Im Übrigen sind wir schon längst daran, uns kampfbereit zu machen, um auch die Ursache aufzuzeigen, die dereinst die vorherbestimmte Verwerfung bzw. Verstossung in den ewigen Tod bewirkt. Aber bevor wir versuchen, diese Ursache zu bestimmen, will ich das, was man beim ersten zur Diskussion stehenden Lehrgegenstand möglicherweise deswegen vermisste, weil ich mich unüblich knapp fasste, hier ein wenig anschaulicher darlegen. Dort nämlich zeigte ich mit einer vom Allgemeinen zum Speziellen fortschreitenden Argumentation zur Vorsehung, dass die Vorherbestimmung generell gilt, ebenso für jene, die zum Heil auserwählt sind, wie für jene, die zur Verdammnis des Todes verworfen sind. Doch wenn dort zu einer der beiden Möglichkeiten etwas speziell gesagt wurde, bewiesen wir durch die gelegentliche Anführung der einen oder anderen Stelle aus der Schrift überwiegend die Vorherbestimmung der Auserwählten zum ewigen Leben. Doch was man dort vermisste und mit Absicht für diese Stelle zurückbehalten wurde, wird jetzt nun Gegenstand unserer Erwägungen sein.

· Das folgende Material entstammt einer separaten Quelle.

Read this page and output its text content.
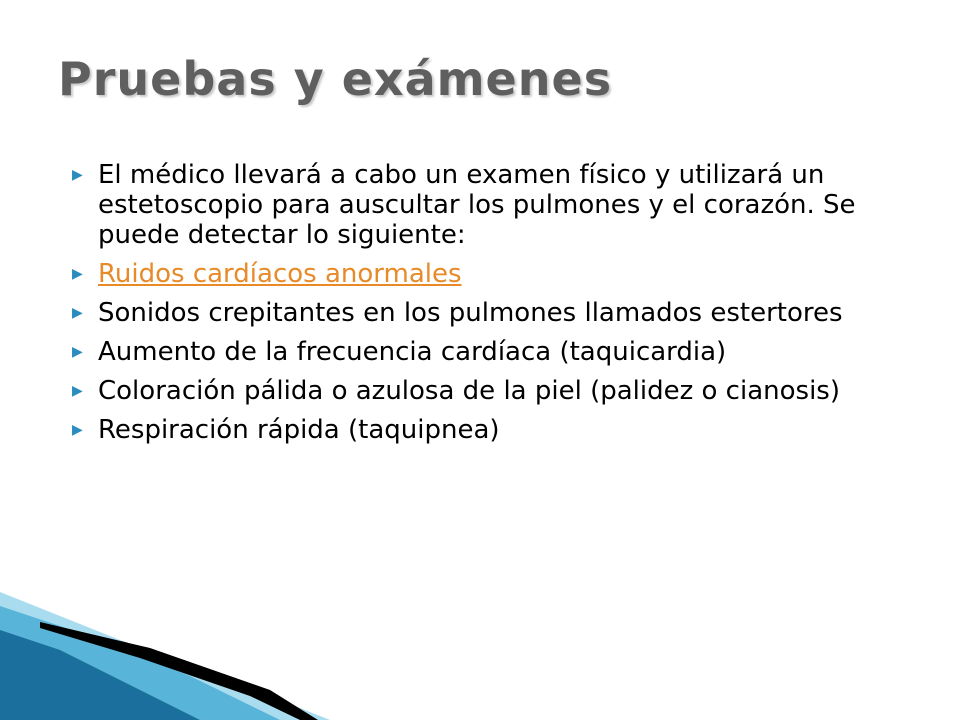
Pruebas y exámenes
▶ El médico llevará a cabo un examen físico y utilizará un estetoscopio para auscultar los pulmones y el corazón. Se puede detectar lo siguiente:
▶ Ruidos cardíacos anormales
▶ Sonidos crepitantes en los pulmones llamados estertores
▶ Aumento de la frecuencia cardíaca (taquicardia)
▶ Coloración pálida o azulosa de la piel (palidez o cianosis)
▶ Respiración rápida (taquipnea)
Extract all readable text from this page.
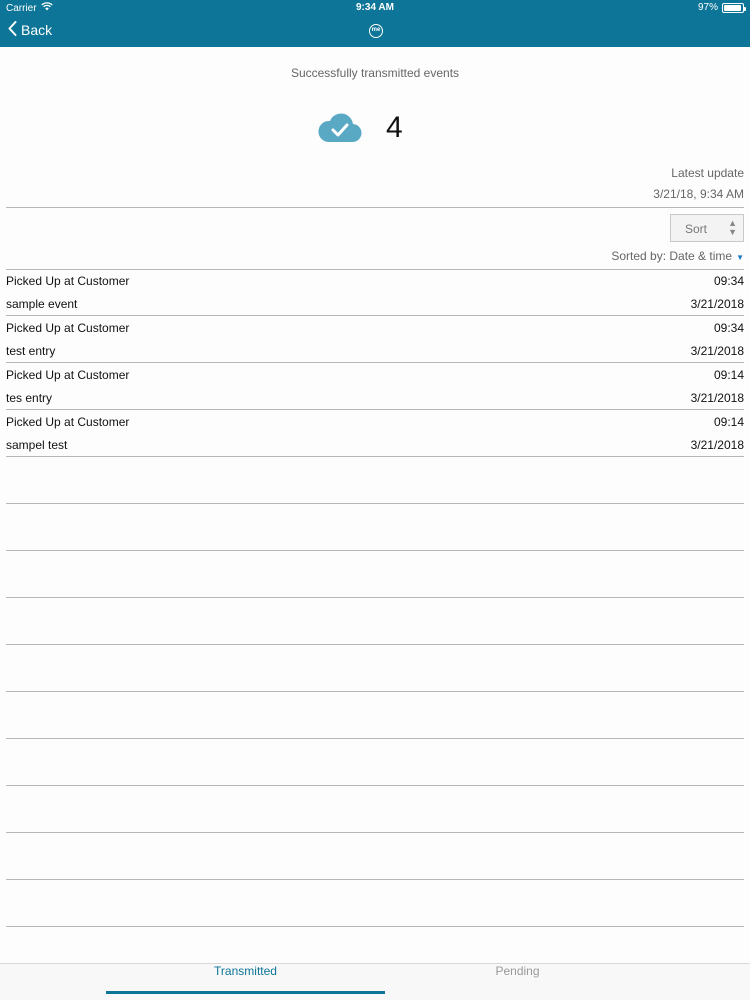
Carrier	9:34 AM	97%
Back	me
Successfully transmitted events
4
Latest update
3/21/18, 9:34 AM
Sort ▲
▼
Sorted by: Date & time ▼
Picked Up at Customer	09:34
sample event	3/21/2018
Picked Up at Customer	09:34
test entry	3/21/2018
Picked Up at Customer	09:14
tes entry	3/21/2018
Picked Up at Customer	09:14
sampel test	3/21/2018
Transmitted	Pending
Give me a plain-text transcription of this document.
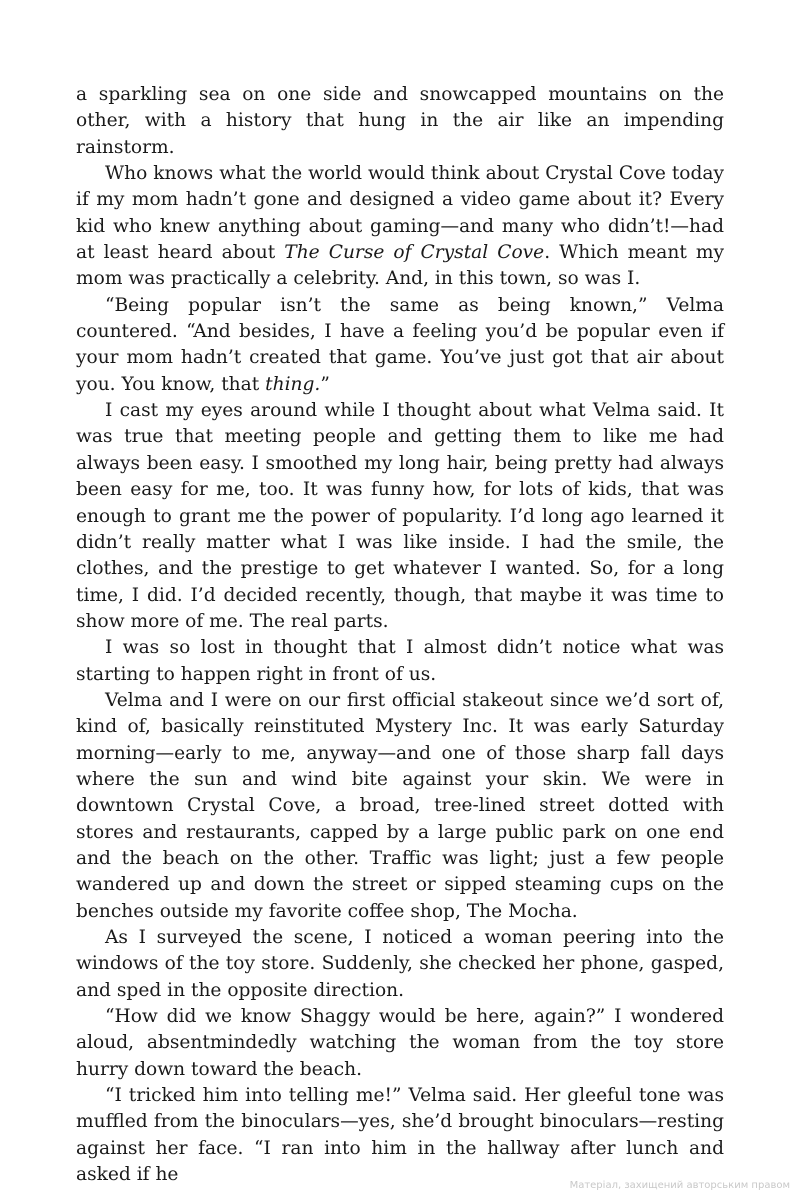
a sparkling sea on one side and snowcapped mountains on the other, with a history that hung in the air like an impending rainstorm.

Who knows what the world would think about Crystal Cove today if my mom hadn’t gone and designed a video game about it? Every kid who knew anything about gaming—and many who didn’t!—had at least heard about The Curse of Crystal Cove. Which meant my mom was practically a celebrity. And, in this town, so was I.

“Being popular isn’t the same as being known,” Velma countered. “And besides, I have a feeling you’d be popular even if your mom hadn’t created that game. You’ve just got that air about you. You know, that thing.”

I cast my eyes around while I thought about what Velma said. It was true that meeting people and getting them to like me had always been easy. I smoothed my long hair, being pretty had always been easy for me, too. It was funny how, for lots of kids, that was enough to grant me the power of popularity. I’d long ago learned it didn’t really matter what I was like inside. I had the smile, the clothes, and the prestige to get whatever I wanted. So, for a long time, I did. I’d decided recently, though, that maybe it was time to show more of me. The real parts.

I was so lost in thought that I almost didn’t notice what was starting to happen right in front of us.

Velma and I were on our first official stakeout since we’d sort of, kind of, basically reinstituted Mystery Inc. It was early Saturday morning—early to me, anyway—and one of those sharp fall days where the sun and wind bite against your skin. We were in downtown Crystal Cove, a broad, tree-lined street dotted with stores and restaurants, capped by a large public park on one end and the beach on the other. Traffic was light; just a few people wandered up and down the street or sipped steaming cups on the benches outside my favorite coffee shop, The Mocha.

As I surveyed the scene, I noticed a woman peering into the windows of the toy store. Suddenly, she checked her phone, gasped, and sped in the opposite direction.

“How did we know Shaggy would be here, again?” I wondered aloud, absentmindedly watching the woman from the toy store hurry down toward the beach.

“I tricked him into telling me!” Velma said. Her gleeful tone was muffled from the binoculars—yes, she’d brought binoculars—resting against her face. “I ran into him in the hallway after lunch and asked if he

Матеріал, захищений авторським правом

An diesem Punkt fehlen aber nicht diejenigen, die entschieden der Ansicht sind, dass es keine Vorherbestimmung zum Tode durch Verdammnis gebe bzw. jemals gegeben habe, und sie versichern, dass überhaupt keine Menschen nach göttlicher Fügung von Ewigkeit her kraft der Vorherbestimmung als Todgeweihte zu betrachten seien, sondern alle auf gleiche Art von Ewigkeit her zum Heil auserwählt seien, aber diese Erwählung nur für diejenigen gültig bliebe, die glaubten; diejenigen aber, die nicht glaubten, würden aus eigener Schuld der Aussicht auf Erwählung verlustig gehen. Ich verhehle nicht im Geringsten, dass ich deren Meinung nicht teile, sondern offen und mit furchtlosem Herzen behaupte ich, dass jene Meinung, wie sehr sie dem Volk auch plausibel erscheint, von mir überhaupt nicht gebilligt wird, weil sie von der Heiligen Schrift nicht gebilligt wird, sondern von deren Wahrheit in Allem doppelt abweicht. Ich hingegen hege in diesem Punkt freilich folgende Überzeugung:

Freilich würden, wie oben gezeigt wurde, einzig Gläubige der Errettung teilhaftig werden; doch nur insofern Gott vor aller Ewigkeit bereits wusste, dass sie sich aus seiner Gnade heraus mit dem Glauben beschenken lassen wollten, um also wahrhaft an Christus zu glauben, erwählte er dieselben vor aller Ewigkeit zur Erlangung der Errettung und gleichzeitig des Glaubens, durch den sie der Errettung teilhaftig werden sollten. Deshalb muss daran festgehalten werden, dass nur Gottlose bzw. Ungläubige dazu verdammt werden, die Qualen des ewigen Todes auf sich zu nehmen, und zwar gemäss folgender Ursächlichkeit: Wie Gott von aller Ewigkeit her dank seiner überragenden Erkenntnisfähigkeit vorherwusste, wer von all jenen sich selber der Gottlosigkeit schuldig machen und bis an sein Ende gottlos und in der Folge Christus also fernstehen würde, so sprach er eben diese – des Heils und des wahren Glaubens unwürdig und nicht empfänglich dafür – ausnahmslos auf Grund eines überaus gerechten Urteils ebenso von aller Ewigkeit her dem Tode zu und bestimmte sie zum Voraus für die immerwährende Bestrafung.